While researching a story this weekend for our Monday News at Noon, Industry in Focus Reporter Eric Miller and Associate Editor Catherine Frenzel came across a retailers website where the last update was apparently sometime in 2008.
This brings up an important point. There are way too many websites out there – some of them belonging to businesses in the Manufactured Housing industry – that haven’t been updated in years.
They once had good ranking in searches for their keywords, but lately have been eclipsed by new material competing for those same keywords.
That should come as no surprise. As Henry Ford once said, “A man who stops advertising to save money is like a man who stops a clock to save time.” Websites that haven’t been updated recently fail on both counts.
There have been ongoing discussions on dating web pages and articles. And that might make a difference to end users. But the search engines (SEs) have no problem in determining the age of a file. When a search engine robot (spider) scans a website, it records a variety of information about each page including it’s file date.

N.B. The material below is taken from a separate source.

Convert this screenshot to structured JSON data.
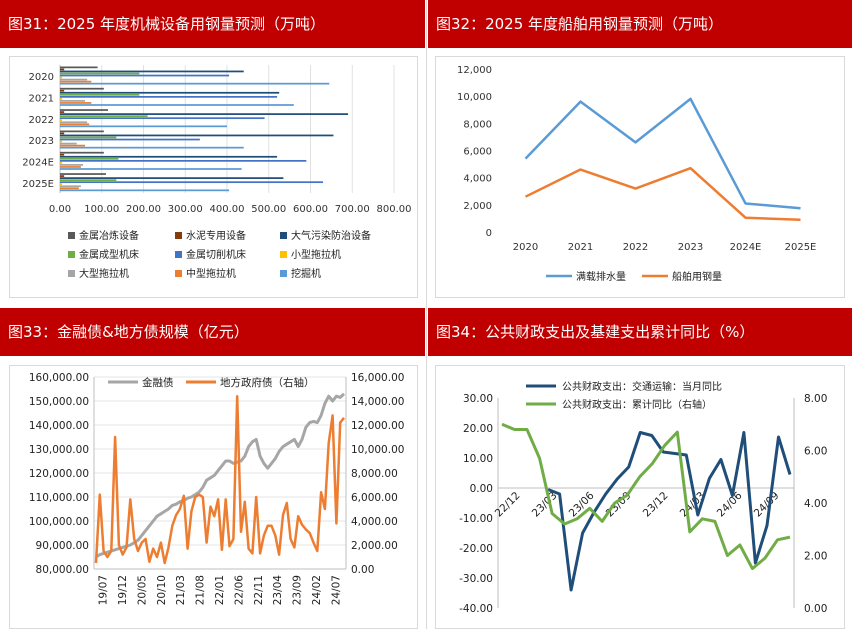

Every file is automatically tagged with a file date as it is uploaded to (or saved to) the web server.
Some folks try to fool the SE’s by overwriting files with new copies of the same file, but to no avail as the filename, content and file date are all captured by the spider and newly dated files are easily compared to older files bearing the same name. New date + same content = no credit for new material.
SEs love fresh content. Their very purpose is to serve their users the best and most recent content they can find that most closely matches the searcher’s request.

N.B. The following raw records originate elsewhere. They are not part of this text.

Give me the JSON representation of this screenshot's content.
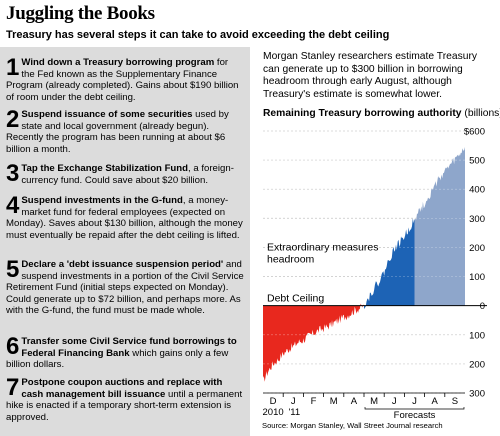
{
  "header": {
    "title": "Juggling the Books",
    "subtitle": "Treasury has several steps it can take to avoid exceeding the debt ceiling"
  },
  "steps": [
    {
      "num": "1",
      "bold": "Wind down a Treasury borrowing program",
      "text": " for the Fed known as the Supplementary Finance Program (already completed). Gains about $190 billion of room under the debt ceiling."
    },
    {
      "num": "2",
      "bold": "Suspend issuance of some securities",
      "text": " used by state and local government (already begun). Recently the program has been running at about $6 billion a month."
    },
    {
      "num": "3",
      "bold": "Tap the Exchange Stabilization Fund",
      "text": ", a foreign-currency fund. Could save about $20 billion."
    },
    {
      "num": "4",
      "bold": "Suspend investments in the G-fund",
      "text": ", a money-market fund for federal employees (expected on Monday). Saves about $130 billion, although the money must eventually be repaid after the debt ceiling is lifted."
    },
    {
      "num": "5",
      "bold": "Declare a 'debt issuance suspension period'",
      "text": " and suspend investments in a portion of the Civil Service Retirement Fund (initial steps expected on Monday). Could generate up to $72 billion, and perhaps more. As with the G-fund, the fund must be made whole."
    },
    {
      "num": "6",
      "bold": "Transfer some Civil Service fund borrowings to Federal Financing Bank",
      "text": " which gains only a few billion dollars."
    },
    {
      "num": "7",
      "bold": "Postpone coupon auctions and replace with cash management bill issuance",
      "text": " until a permanent hike is enacted if a temporary short-term extension is approved."
    }
  ],
  "right_text": "Morgan Stanley researchers estimate Treasury can generate up to $300 billion in borrowing headroom through early August, although Treasury's estimate is somewhat lower.",
  "chart_data": {
    "type": "area",
    "title": "Remaining Treasury borrowing authority",
    "title_unit": "(billions)",
    "ylim": [
      -300,
      600
    ],
    "yticks_above": [
      "$600",
      "500",
      "400",
      "300",
      "200",
      "100",
      "0"
    ],
    "yticks_below": [
      "100",
      "200",
      "300"
    ],
    "months": [
      "D",
      "J",
      "F",
      "M",
      "A",
      "M",
      "J",
      "J",
      "A",
      "S"
    ],
    "year_labels": [
      "2010",
      "'11"
    ],
    "forecasts_label": "Forecasts",
    "annotations": {
      "extraordinary": "Extraordinary measures headroom",
      "debt_ceiling": "Debt Ceiling"
    },
    "series": [
      {
        "name": "Debt Ceiling",
        "x": [
          0,
          0.25,
          0.5,
          0.75,
          1,
          1.25,
          1.5,
          1.75,
          2,
          2.25,
          2.5,
          2.75,
          3,
          3.25,
          3.5,
          3.75,
          4,
          4.25,
          4.5,
          4.75,
          5
        ],
        "values": [
          -260,
          -225,
          -200,
          -185,
          -165,
          -150,
          -140,
          -125,
          -118,
          -105,
          -95,
          -85,
          -78,
          -70,
          -60,
          -50,
          -40,
          -30,
          -18,
          -10,
          0
        ]
      },
      {
        "name": "Extraordinary measures headroom",
        "x": [
          5,
          5.25,
          5.5,
          5.75,
          6,
          6.25,
          6.5,
          6.75,
          7,
          7.25,
          7.5
        ],
        "values": [
          0,
          30,
          60,
          85,
          115,
          160,
          195,
          215,
          240,
          265,
          300
        ]
      },
      {
        "name": "Forecasts",
        "x": [
          7.5,
          7.75,
          8,
          8.25,
          8.5,
          8.75,
          9,
          9.25,
          9.5,
          9.75,
          10
        ],
        "values": [
          300,
          330,
          350,
          380,
          410,
          440,
          460,
          480,
          500,
          520,
          545
        ]
      }
    ],
    "colors": {
      "below": "#e8281e",
      "headroom": "#1d63b5",
      "forecast": "#8ea6cb",
      "grid": "#bfbfbf"
    }
  },
  "source": "Source: Morgan Stanley, Wall Street Journal research"
}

The reason why SEs seem to favor blogs in their results in not the simple fact that they are a blog, but that blogs tend to be updated much more often than static websites.
While there are many good reasons to have static pages on your site, if no part of the site has been updated recently, the SEs may have reason to conclude that your site is no longer active. And by active, they mean that the site is not being updated on a regular basis.

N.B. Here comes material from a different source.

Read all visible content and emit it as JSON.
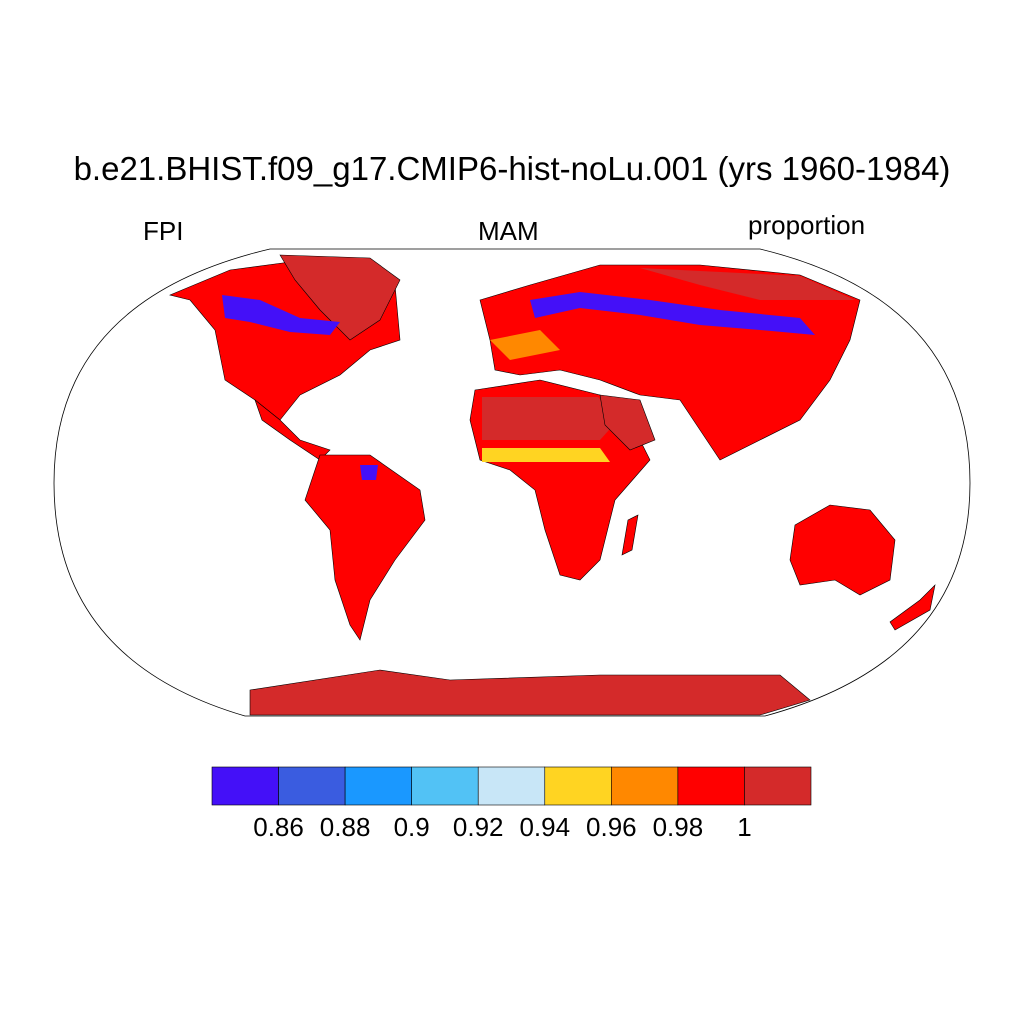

That could be enough to allow your competitors to pass you on the Search Engine Results Pages (SERPs) for your keywords. And that could directly impact the results you receive from your website.
There must be something that your business does every week or month that is newsworthy in your local area or field of interest. Be sure that every accomplishment makes it to your website and to relevant online press release sites.
Keep your website’s content fresh and hold your position on the SERPs and maybe even climb up a notch or two… or don’t and watch your competition climb over you.